De fato, a maestria em aceitar desafios guia os passos de Nena. O artesão integrava o grupo que, na crise, decidiu apostar na parceria com o laboratório O Imaginário, da Universidade Federal de Pernambuco (UFPE), e o Sebrae. Ouvia e seguia as orientações para criar peças. Neste período, a prefeitura construiu o centro que leva o nome do arquiteto Wilson Campos Júnior, entusiasta do projeto e falecido em 2005, antes da unidade entrar em operação. Isso em 2007. A estrada é longa, considera. Vieram as participações em feiras, a qualificação em novas técnicas, a instalação dos fornos a gás, os pedidos de empresas para produção de peças e os prêmios. Para Nena, veio especificamente o título de mestre. Desde 2016, ele integra a Alameda dos Mestres da Fenearte, espaço em que expõe suas criações. “Nunca pensei chegar tão longe”, disse. Chegou, disposto a ensinar o que aprendeu.

Perfis
 
Criação nos moldes

O primeiro emprego de Maria Aparecida de Brito Aciole, Cida, 42 anos, foi em uma cerâmica no Cabo.

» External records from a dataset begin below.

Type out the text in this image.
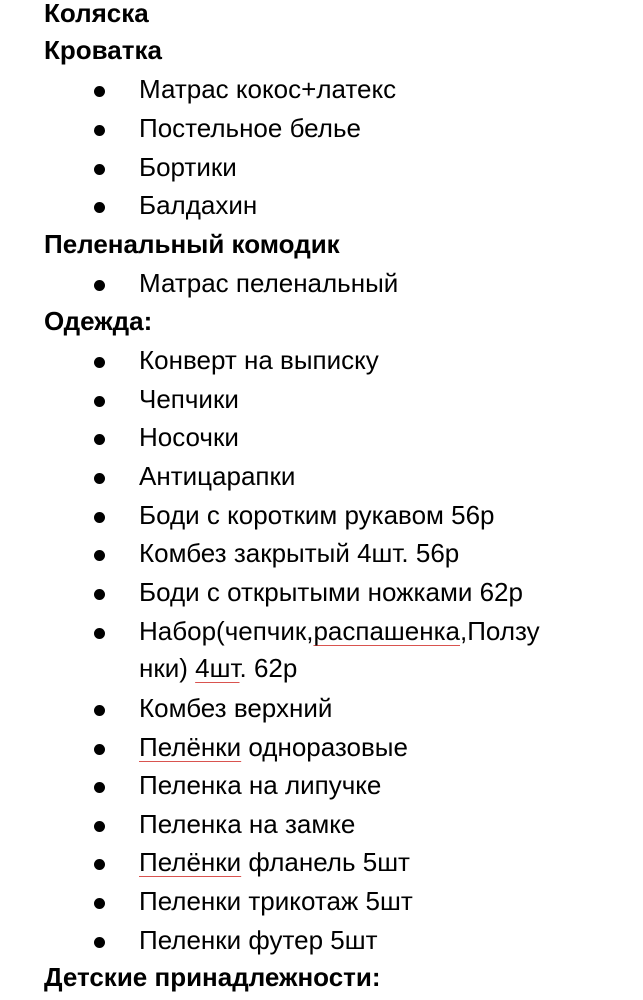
Коляска
Кроватка
Матрас кокос+латекс
Постельное белье
Бортики
Балдахин
Пеленальный комодик
Матрас пеленальный
Одежда:
Конверт на выписку
Чепчики
Носочки
Антицарапки
Боди с коротким рукавом 56р
Комбез закрытый 4шт. 56р
Боди с открытыми ножками 62р
Набор(чепчик,распашенка,Ползу
нки) 4шт. 62р
Комбез верхний
Пелёнки одноразовые
Пеленка на липучке
Пеленка на замке
Пелёнки фланель 5шт
Пеленки трикотаж 5шт
Пеленки футер 5шт
Детские принадлежности:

Tinha 17 anos. Vinda de Buíque, no Sertão, permaneceu na empresa por 18 anos consecutivos, tempo suficiente para desenvolver as habilidades com o uso do molde e do barro líquido, a barbotina. A olaria faliu e Cida ficou “sem chão”. Não sabia fazer outra coisa. Recebeu convites para trabalhos com cerâmica em unidades produtivas no Mauriti. Não teve interesse. A retomada ocorreu há sete anos. Soube de um treinamento do laboratório O Imaginário, da UFPE, e se inscreveu. Ao fim do curso, 12 participantes seriam escolhidos para a equipe de artesãos e artesãs do Centro de Artesanato do Cabo. Ela ficou entre os selecionados.

Arte figurativa
Quando pequeno, D’Melo Sena, 26 anos, criava os próprios brinquedos. Os objetos eram construídos com sucatas e barro. A argila era a matéria-prima para dinossauros, desejados pelos colegas. Cresceu fazendo arte. Esculpia. Escrevia em versos. Para não perder as ideias no campo das letras e da escultura, carrega um caderno e um lápis no bolso. “As ideias surgem quando menos esperamos”. Para ele, as peças estão em constante mudança. É o caso do escafandro-luminária. À medida que o artesão, mais identificado com o trabalho figurativo, se dedica a fazer o escafandro os detalhes vão sendo aperfeiçoados. “A variação das peças são sem fim”, complementou. E o teste de aceitação é um só. O teste da prateleira. Gostando da peça, os compradores levam.
 
Domínio do torno

Era 1975, quando Deoclécio José Mariano, Deó, se mudou de Frexeiras, em Escada, para o Cabo de Santo Agostinho. Tinha 30 anos e experiência em olarias e um histórico de andanças, ao lado do pai, em feiras das cidades e usinas da Mata Sul para vender os utensílios domésticos que produzia junto com o pai, Severino Mariano. Mudou-se a convite de Celestino José da Mota Filho, o Celé, para fabricar potes e caqueiras, o que não significou parar no tempo. “Inventei muita coisa”, ressaltou. Aposentado, Deó poderia optar por ficar em casa. Escolheu o contrário. O ofício de moldar jarros e outras peças fala mais alto para quem, ainda criança, aprendeu a moldar “cacos de água para passarinhos e cinzeiros”.